In lieu of another link to the matriline I offer this enchanting thought: we have, with our female quilts, with the mosaicism of our chromosomes, a potential for considerable brain complexity. Admittedly, the claim requires a leap of faith and fancy, but let's try it anyway. To begin with, think of the X chromosome as the Smart Chromosome. I suggest this not out of simple chauvinism—although I am a female chauvinist sow—but because a preponderance of genes situated on the X chromosome seem to be involved in the blooming of the brain.
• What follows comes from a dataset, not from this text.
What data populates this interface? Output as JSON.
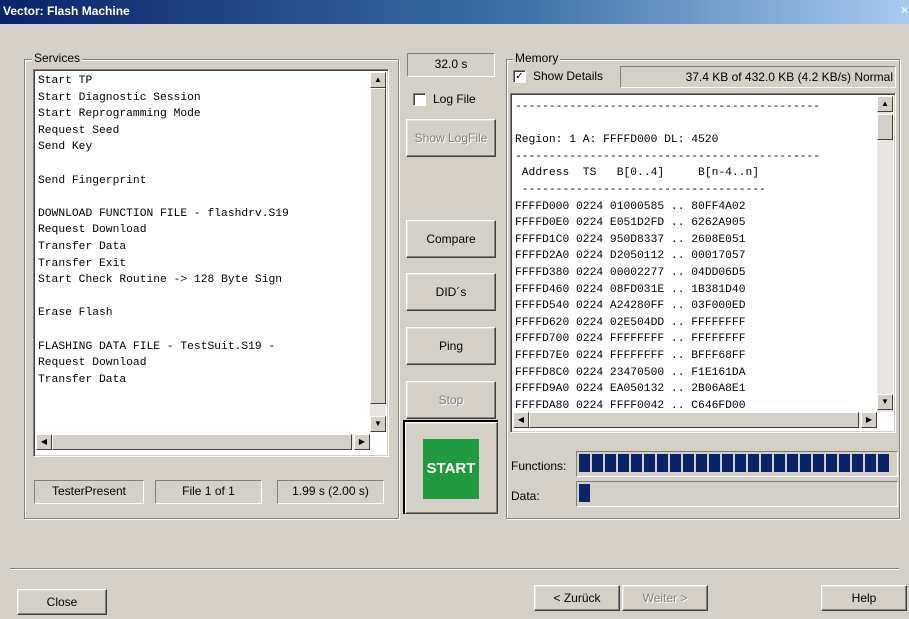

Studies suggest that mutations in the X chromosome are a frequent cause of mental retardation, a more frequent cause than mutations in any of the other twenty-two chromosomes. The corollary of all that retardation is brilliant: if so many things can go wrong with our favorite chromosome to result in mental deficiency, that means it holds an awful lot of important targets—genes necessary for the construction of intelligence. When one or more of those genes fail, brain development falters, and when all hum in harmony, genius is born.